空を見上げると満天の星、一体我々は地球をどうしていたわってあげられないのだろうか。。。

そんなことをよそに、子供達は嬉しそうにはしゃいでいる。

折角の早起き、三文以上の得をしたい!

秘密の場所に到着、車から降りて歩く事約5分。

そこにお目当てのクヌギの木があった。

サーチライトで照らすと直径1メートルもある大木。

その中央部に大きな窓のような陥没部があり、すきまから樹液が滴る様子が分かる。

しかし・・・肝心の主役の姿が見えない。

『あ、カマキリだ!』友人の子供が叫ぶ。

大きなカマで蛾を捕獲し、食べている様子が分かる。

『他に何か見えないか??』

そこに、小さなマイマイが奇妙に歩く姿を確認した。

虫を見たことのない子供達はなんでも珍しそうであった。

『触ってみたら?』

子供に誘うと、つかんで直ぐに放り投げる。

『殺生なことはやめようよ!』

そこで考える。自分はこれまでに一体、どれほど多くの罪のない昆虫を捕獲し命を奪ってきたことであろうか・・・引裂いたり、他の昆虫と戦わせたり、また動物のえさにしたりと虐待の限りを尽くす少年時代を送ったではないか。。。

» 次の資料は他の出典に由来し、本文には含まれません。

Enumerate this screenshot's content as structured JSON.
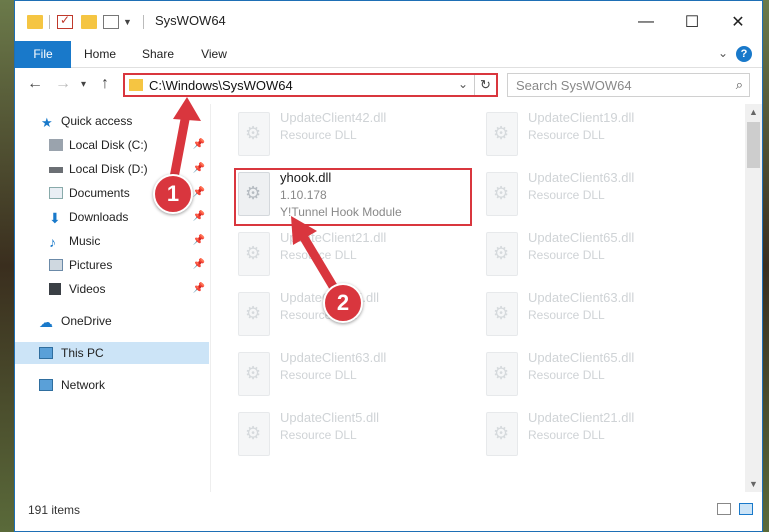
{
  "window": {
    "title": "SysWOW64",
    "controls": {
      "minimize": "—",
      "maximize": "☐",
      "close": "✕"
    }
  },
  "ribbon": {
    "tabs": [
      "File",
      "Home",
      "Share",
      "View"
    ],
    "help": "?"
  },
  "address": {
    "path": "C:\\Windows\\SysWOW64",
    "search_placeholder": "Search SysWOW64"
  },
  "sidebar": {
    "items": [
      {
        "label": "Quick access",
        "icon": "star-icon",
        "pinned": false
      },
      {
        "label": "Local Disk (C:)",
        "icon": "drive-icon",
        "pinned": true
      },
      {
        "label": "Local Disk (D:)",
        "icon": "drive-icon",
        "pinned": true
      },
      {
        "label": "Documents",
        "icon": "documents-icon",
        "pinned": true
      },
      {
        "label": "Downloads",
        "icon": "download-icon",
        "pinned": true
      },
      {
        "label": "Music",
        "icon": "music-icon",
        "pinned": true
      },
      {
        "label": "Pictures",
        "icon": "pictures-icon",
        "pinned": true
      },
      {
        "label": "Videos",
        "icon": "videos-icon",
        "pinned": true
      },
      {
        "label": "OneDrive",
        "icon": "cloud-icon",
        "pinned": false
      },
      {
        "label": "This PC",
        "icon": "pc-icon",
        "pinned": false,
        "selected": true
      },
      {
        "label": "Network",
        "icon": "network-icon",
        "pinned": false
      }
    ]
  },
  "files": {
    "selected": {
      "name": "yhook.dll",
      "version": "1.10.178",
      "description": "Y!Tunnel Hook Module"
    },
    "left_column": [
      {
        "name": "UpdateClient42.dll",
        "type": "Resource DLL"
      },
      {
        "name": "UpdateClient21.dll",
        "type": "Resource DLL"
      },
      {
        "name": "UpdateClient5.dll",
        "type": "Resource DLL"
      },
      {
        "name": "UpdateClient63.dll",
        "type": "Resource DLL"
      },
      {
        "name": "UpdateClient5.dll",
        "type": "Resource DLL"
      }
    ],
    "right_column": [
      {
        "name": "UpdateClient19.dll",
        "type": "Resource DLL"
      },
      {
        "name": "UpdateClient63.dll",
        "type": "Resource DLL"
      },
      {
        "name": "UpdateClient65.dll",
        "type": "Resource DLL"
      },
      {
        "name": "UpdateClient63.dll",
        "type": "Resource DLL"
      },
      {
        "name": "UpdateClient65.dll",
        "type": "Resource DLL"
      },
      {
        "name": "UpdateClient21.dll",
        "type": "Resource DLL"
      }
    ]
  },
  "status": {
    "item_count": "191 items"
  },
  "callouts": [
    "1",
    "2"
  ],
  "colors": {
    "accent": "#1979ca",
    "highlight": "#d9363e",
    "selected_bg": "#cce4f7"
  }
}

いや、待てよ、それでもそうした殺生により命のはかなさや、小さな動物の弱さを、幼いながらも全身で感じていたのではないか。

現在、都会に住む子供や山で遊ぶ事のない子供は、こうした体験を持ち合わさない。これでよいものだろうか?一体どのような生命体が山で暮らしているのか?こうした事情を肌で知る事こそ、自然を見つめる心をはぐくむのではないだろうか??

子供のころ慣れ親しんだ遊びを大人になって行なうことではじめて、現在の子供との境遇の差が比較ができるものだと感じた。

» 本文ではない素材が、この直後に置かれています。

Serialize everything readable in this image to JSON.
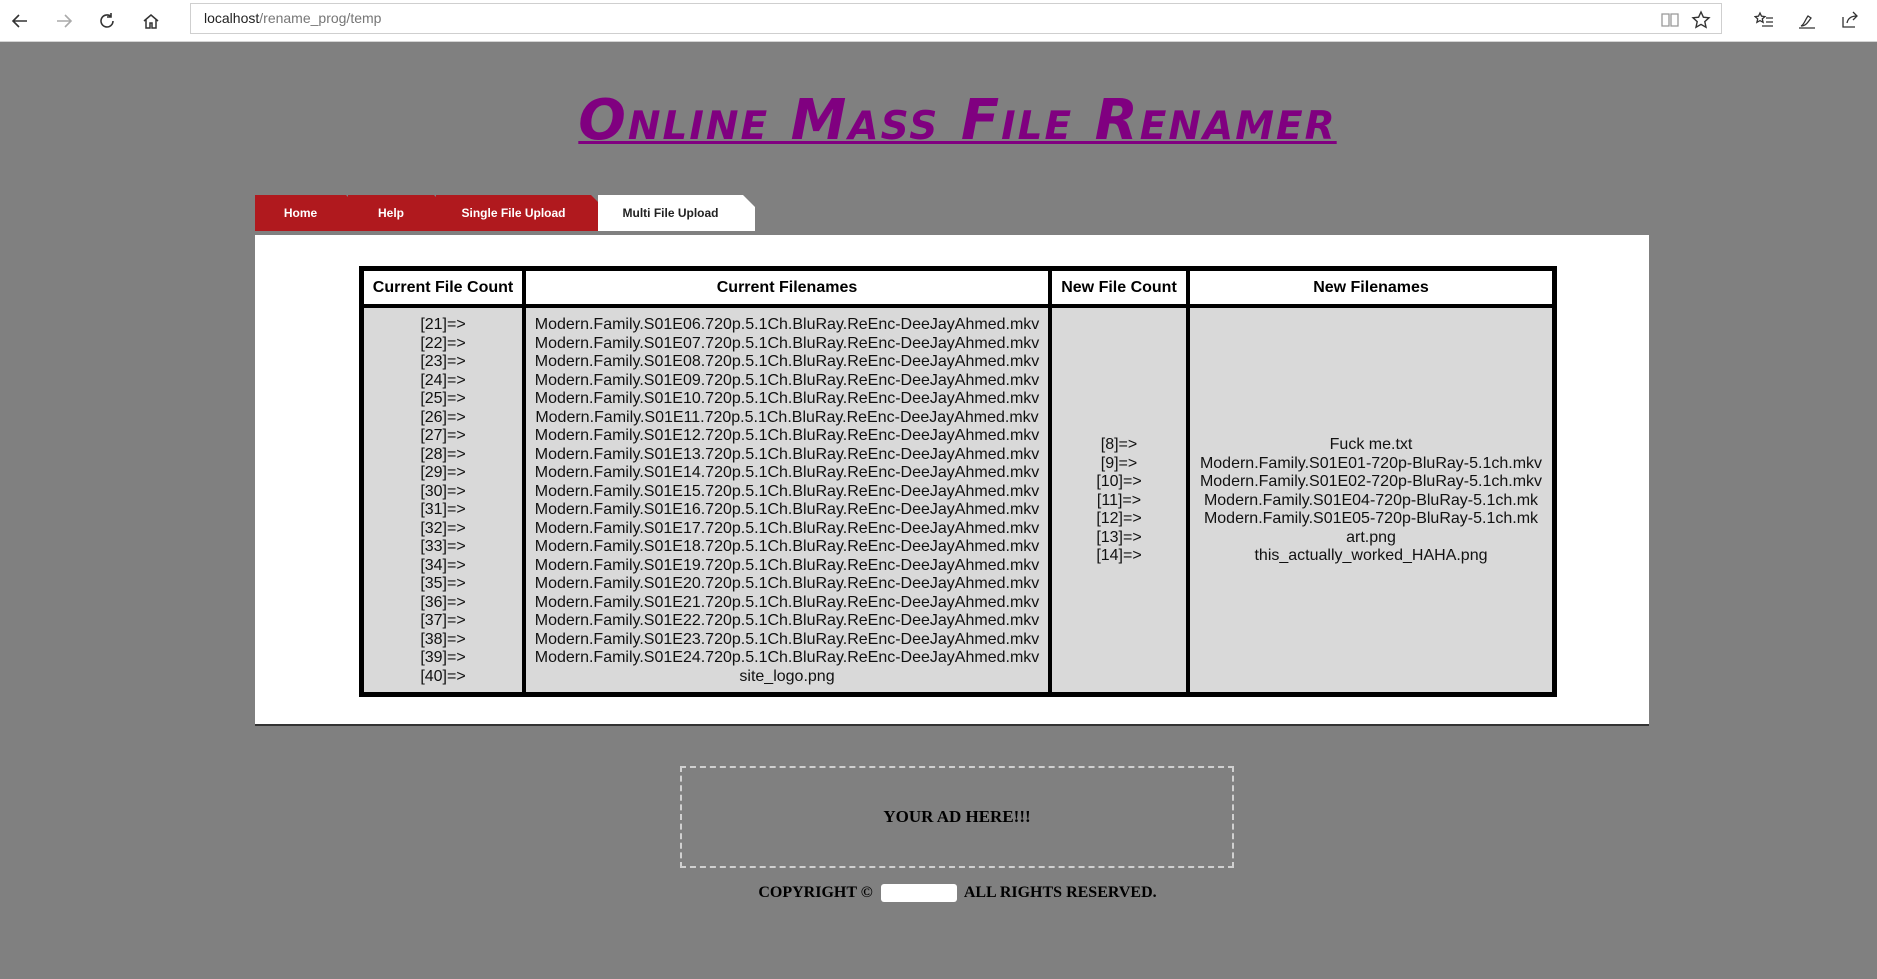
{
  "browser": {
    "url_host": "localhost",
    "url_path": "/rename_prog/temp"
  },
  "site": {
    "title": "Online Mass File Renamer"
  },
  "tabs": [
    {
      "label": "Home"
    },
    {
      "label": "Help"
    },
    {
      "label": "Single File Upload"
    },
    {
      "label": "Multi File Upload"
    }
  ],
  "table": {
    "headers": [
      "Current File Count",
      "Current Filenames",
      "New File Count",
      "New Filenames"
    ],
    "current_counts": [
      "[21]=>",
      "[22]=>",
      "[23]=>",
      "[24]=>",
      "[25]=>",
      "[26]=>",
      "[27]=>",
      "[28]=>",
      "[29]=>",
      "[30]=>",
      "[31]=>",
      "[32]=>",
      "[33]=>",
      "[34]=>",
      "[35]=>",
      "[36]=>",
      "[37]=>",
      "[38]=>",
      "[39]=>",
      "[40]=>"
    ],
    "current_filenames": [
      "Modern.Family.S01E06.720p.5.1Ch.BluRay.ReEnc-DeeJayAhmed.mkv",
      "Modern.Family.S01E07.720p.5.1Ch.BluRay.ReEnc-DeeJayAhmed.mkv",
      "Modern.Family.S01E08.720p.5.1Ch.BluRay.ReEnc-DeeJayAhmed.mkv",
      "Modern.Family.S01E09.720p.5.1Ch.BluRay.ReEnc-DeeJayAhmed.mkv",
      "Modern.Family.S01E10.720p.5.1Ch.BluRay.ReEnc-DeeJayAhmed.mkv",
      "Modern.Family.S01E11.720p.5.1Ch.BluRay.ReEnc-DeeJayAhmed.mkv",
      "Modern.Family.S01E12.720p.5.1Ch.BluRay.ReEnc-DeeJayAhmed.mkv",
      "Modern.Family.S01E13.720p.5.1Ch.BluRay.ReEnc-DeeJayAhmed.mkv",
      "Modern.Family.S01E14.720p.5.1Ch.BluRay.ReEnc-DeeJayAhmed.mkv",
      "Modern.Family.S01E15.720p.5.1Ch.BluRay.ReEnc-DeeJayAhmed.mkv",
      "Modern.Family.S01E16.720p.5.1Ch.BluRay.ReEnc-DeeJayAhmed.mkv",
      "Modern.Family.S01E17.720p.5.1Ch.BluRay.ReEnc-DeeJayAhmed.mkv",
      "Modern.Family.S01E18.720p.5.1Ch.BluRay.ReEnc-DeeJayAhmed.mkv",
      "Modern.Family.S01E19.720p.5.1Ch.BluRay.ReEnc-DeeJayAhmed.mkv",
      "Modern.Family.S01E20.720p.5.1Ch.BluRay.ReEnc-DeeJayAhmed.mkv",
      "Modern.Family.S01E21.720p.5.1Ch.BluRay.ReEnc-DeeJayAhmed.mkv",
      "Modern.Family.S01E22.720p.5.1Ch.BluRay.ReEnc-DeeJayAhmed.mkv",
      "Modern.Family.S01E23.720p.5.1Ch.BluRay.ReEnc-DeeJayAhmed.mkv",
      "Modern.Family.S01E24.720p.5.1Ch.BluRay.ReEnc-DeeJayAhmed.mkv",
      "site_logo.png"
    ],
    "new_counts": [
      "[8]=>",
      "[9]=>",
      "[10]=>",
      "[11]=>",
      "[12]=>",
      "[13]=>",
      "[14]=>"
    ],
    "new_filenames": [
      "Fuck me.txt",
      "Modern.Family.S01E01-720p-BluRay-5.1ch.mkv",
      "Modern.Family.S01E02-720p-BluRay-5.1ch.mkv",
      "Modern.Family.S01E04-720p-BluRay-5.1ch.mk",
      "Modern.Family.S01E05-720p-BluRay-5.1ch.mk",
      "art.png",
      "this_actually_worked_HAHA.png"
    ]
  },
  "ad": {
    "text": "YOUR AD HERE!!!"
  },
  "footer": {
    "prefix": "COPYRIGHT ©",
    "suffix": "ALL RIGHTS RESERVED."
  },
  "colors": {
    "background": "#808080",
    "title": "#800080",
    "tab": "#b0191e",
    "cell": "#d9d9d9"
  }
}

一行は次に場所を移動し、そこでようやくコクワガタのつがいを採集できた。

今回、友人の子供達もはじめての昆虫採集とのことで、とても喜んでくれたようだ。また、大役をお願いしたI氏も、それを見て安堵した表情であった。本当に有難うございました!

さて、最後にI氏が話した言葉である。

『昔のカブトムシ。それはもう大きかったんだ。また、ノコギリクワガタのオスの体長は10cmを超えていた。立派で貫禄のあるノコギリに惚れ惚れしたものなんだ。だけど、ここ数年のカブトやクワガタは総じて小さい。その理由は栄養のない土にあると思うんだ。幼虫の時、いかに養分を土から吸収するかによって、成虫のサイズが決まる。子どもはどんな生き物も同じなんだね!』

里山を今一度整備し、早急に腐葉による自然循環の正常化を考えなくてはいけまい。

虫取り名人の口を通じて、森の生き物からのメッセージを聴いたような気がした。